STATE of North Carolina, on relation of James E. LONG, Commissioner of Insurance of North Carolina
v.
AMERICAN SECURITY LIFE ASSURANCE COMPANY OF NORTH CAROLINA.
No. 9210SC130.
Court of Appeals of North Carolina.
April 6, 1993.*201 Atty. Gen. Lacy H. Thornburg by Associate Atty. Gen. Anita LeVeaux Quigless, Raleigh, for petitioner.
Hatch, Little & Bunn by David H. Permar and Michelle Bradshaw, Raleigh, for respondent.

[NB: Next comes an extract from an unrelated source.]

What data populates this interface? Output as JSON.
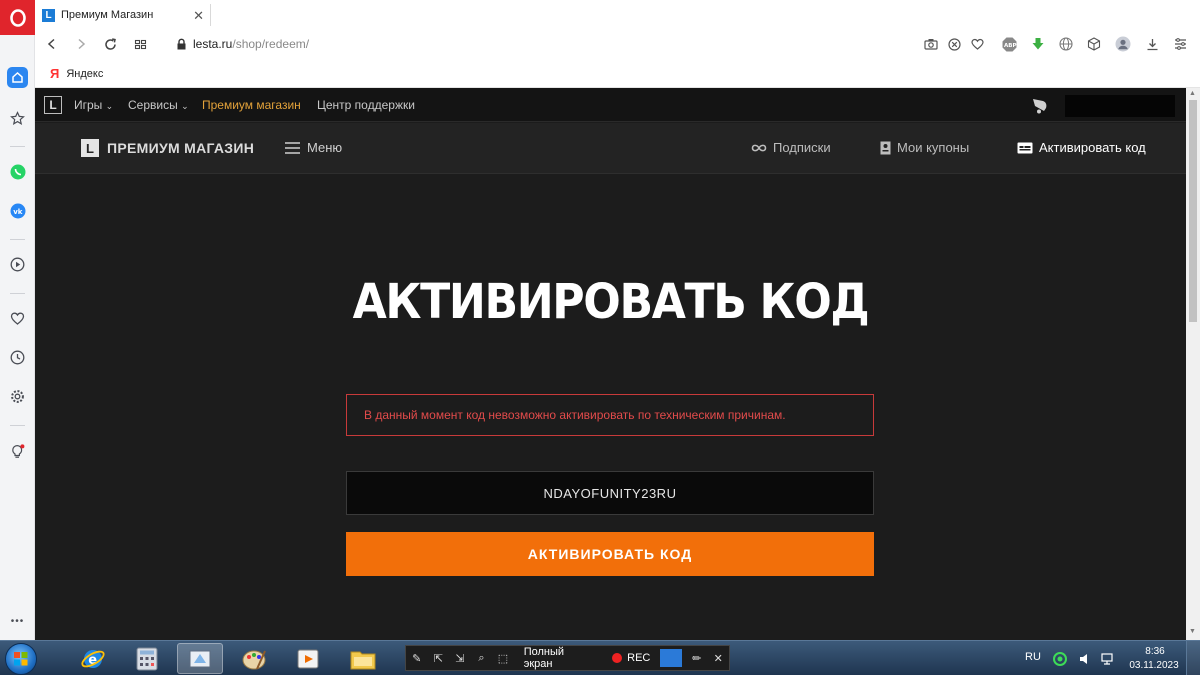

Hunton & Williams by William S. Patterson, Raleigh, for the North Carolina Life and Health Ins. Guar. Ass'n, amicus curiae.
WYNN, Judge.
The American Security Life Assurance Company of North Carolina ("ASLAC") is an insurance company licensed and incorporated under the laws of North Carolina. It is a wholly owned subsidiary of the American Security Life Assurance Company of Florida ("ASLAC-Florida"), which in turn is a wholly owned subsidiary of Rebuilding Services, Inc. ("RSI").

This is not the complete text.